Freedom Of Information Day (Yesterday) At The Miami Herald

Alasdair Roberts from brings readers up to date on the struggle between populists and realists in regards to the freedom of information, transparency, and accountability.
Undoubtedly, the Bush administration has introduced unduly broad restrictions on openness since 9/11. But we shouldn't think that the fight over openness is simply driven by security fears. There's a deeper conflict, in Washington and abroad, about the way government works. It's a battle between two camps: populists and realists.

Populists ruled the 1990s. Their power is rooted in the long-term decline in trust in government and other institutions. Populists assume that elites will exploit secrecy to shortchange the American public. They're optimistic about the public's capacity to use information intelligently. And they want to exploit the internet's ability to distribute information quickly.

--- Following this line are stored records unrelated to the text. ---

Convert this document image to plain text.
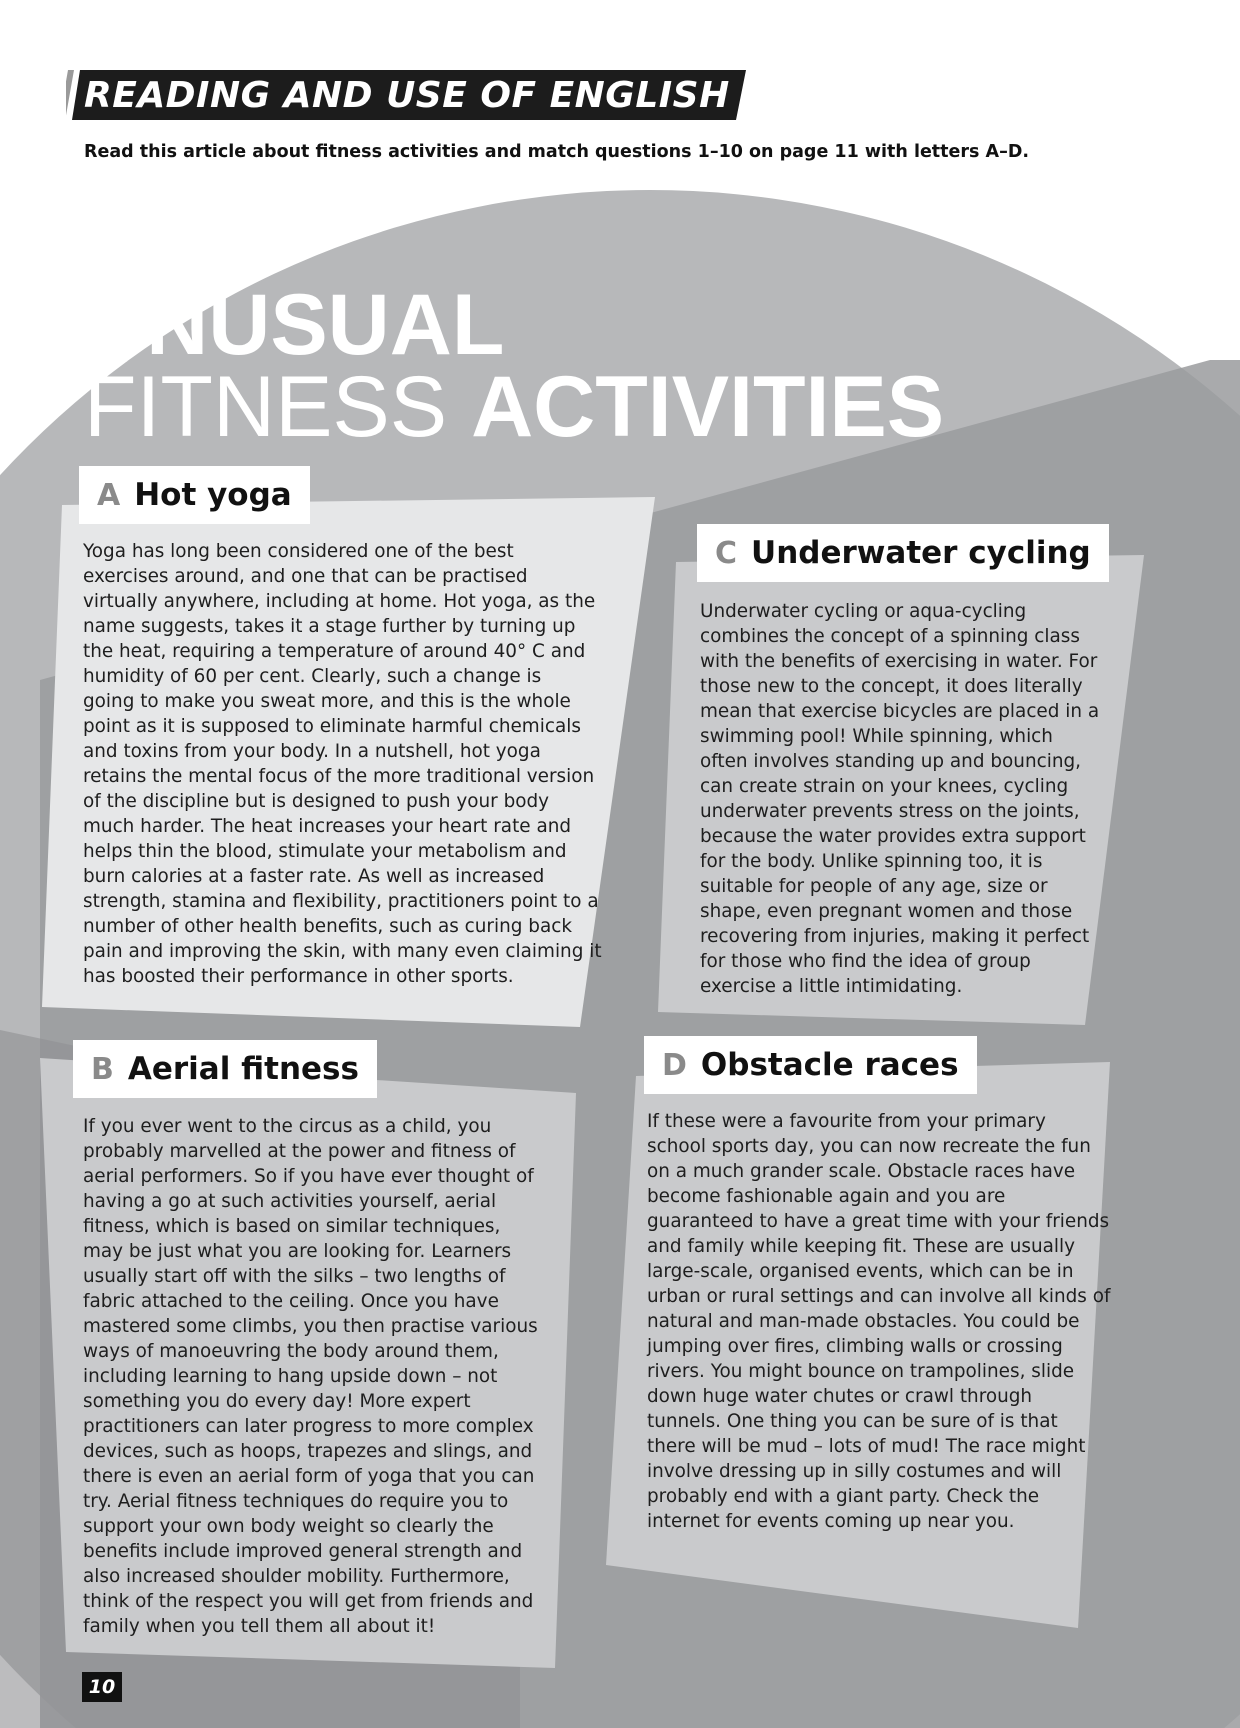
READING AND USE OF ENGLISH PART 7
Read this article about fitness activities and match questions 1–10 on page 11 with letters A–D.
UNUSUAL
FITNESS ACTIVITIES
A Hot yoga

Yoga has long been considered one of the best
exercises around, and one that can be practised
virtually anywhere, including at home. Hot yoga, as the
name suggests, takes it a stage further by turning up
the heat, requiring a temperature of around 40° C and
humidity of 60 per cent. Clearly, such a change is
going to make you sweat more, and this is the whole
point as it is supposed to eliminate harmful chemicals
and toxins from your body. In a nutshell, hot yoga
retains the mental focus of the more traditional version
of the discipline but is designed to push your body
much harder. The heat increases your heart rate and
helps thin the blood, stimulate your metabolism and
burn calories at a faster rate. As well as increased
strength, stamina and flexibility, practitioners point to a
number of other health benefits, such as curing back
pain and improving the skin, with many even claiming it
has boosted their performance in other sports.

C Underwater cycling

Underwater cycling or aqua-cycling
combines the concept of a spinning class
with the benefits of exercising in water. For
those new to the concept, it does literally
mean that exercise bicycles are placed in a
swimming pool! While spinning, which
often involves standing up and bouncing,
can create strain on your knees, cycling
underwater prevents stress on the joints,
because the water provides extra support
for the body. Unlike spinning too, it is
suitable for people of any age, size or
shape, even pregnant women and those
recovering from injuries, making it perfect
for those who find the idea of group
exercise a little intimidating.

B Aerial fitness

If you ever went to the circus as a child, you
probably marvelled at the power and fitness of
aerial performers. So if you have ever thought of
having a go at such activities yourself, aerial
fitness, which is based on similar techniques,
may be just what you are looking for. Learners
usually start off with the silks – two lengths of
fabric attached to the ceiling. Once you have
mastered some climbs, you then practise various
ways of manoeuvring the body around them,
including learning to hang upside down – not
something you do every day! More expert
practitioners can later progress to more complex
devices, such as hoops, trapezes and slings, and
there is even an aerial form of yoga that you can
try. Aerial fitness techniques do require you to
support your own body weight so clearly the
benefits include improved general strength and
also increased shoulder mobility. Furthermore,
think of the respect you will get from friends and
family when you tell them all about it!

D Obstacle races

If these were a favourite from your primary
school sports day, you can now recreate the fun
on a much grander scale. Obstacle races have
become fashionable again and you are
guaranteed to have a great time with your friends
and family while keeping fit. These are usually
large-scale, organised events, which can be in
urban or rural settings and can involve all kinds of
natural and man-made obstacles. You could be
jumping over fires, climbing walls or crossing
rivers. You might bounce on trampolines, slide
down huge water chutes or crawl through
tunnels. One thing you can be sure of is that
there will be mud – lots of mud! The race might
involve dressing up in silly costumes and will
probably end with a giant party. Check the
internet for events coming up near you.

10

Realists watch these trends and cringe. Thirty years ago, the Trilateral Commission produced a famous report that said western democracies faced a ''crisis of governability'' caused by an adversary culture and the "debility of elected leaders.''

For realists, these problems have intensified. Interest groups seem more powerful, causing a gridlock that Jonathan Rauch calls ''hyperpluralism.'' The media environment is crowded with more outlets competing in a 24-hour news cycle.


Which side is right? For now, the populists. There's plenty of evidence that secrecy can cloak abuses of power. The realists' complaints about governability are often just an attempt to preserve the power of a narrow elite. And it's too early to tell how far the populists' push for radical transparency can go, or assess the implications of this trend.

Eventually, however, openness advocates will have to deal with realists' concern about the decline of governability. The issue will persist long after today's debate over secrecy and 9/11 has faded into history.

As I will articulate in the weeks ahead, there is no true conflict here with transparency and governability. Deliberative democracy and the freedom of information can go hand-in-hand - it's just going to take a new breed of politicians with the right mix of bargaining and strategic skills to make it work, not to mention a more engaged citizenry willing to uphold grassroots accountability.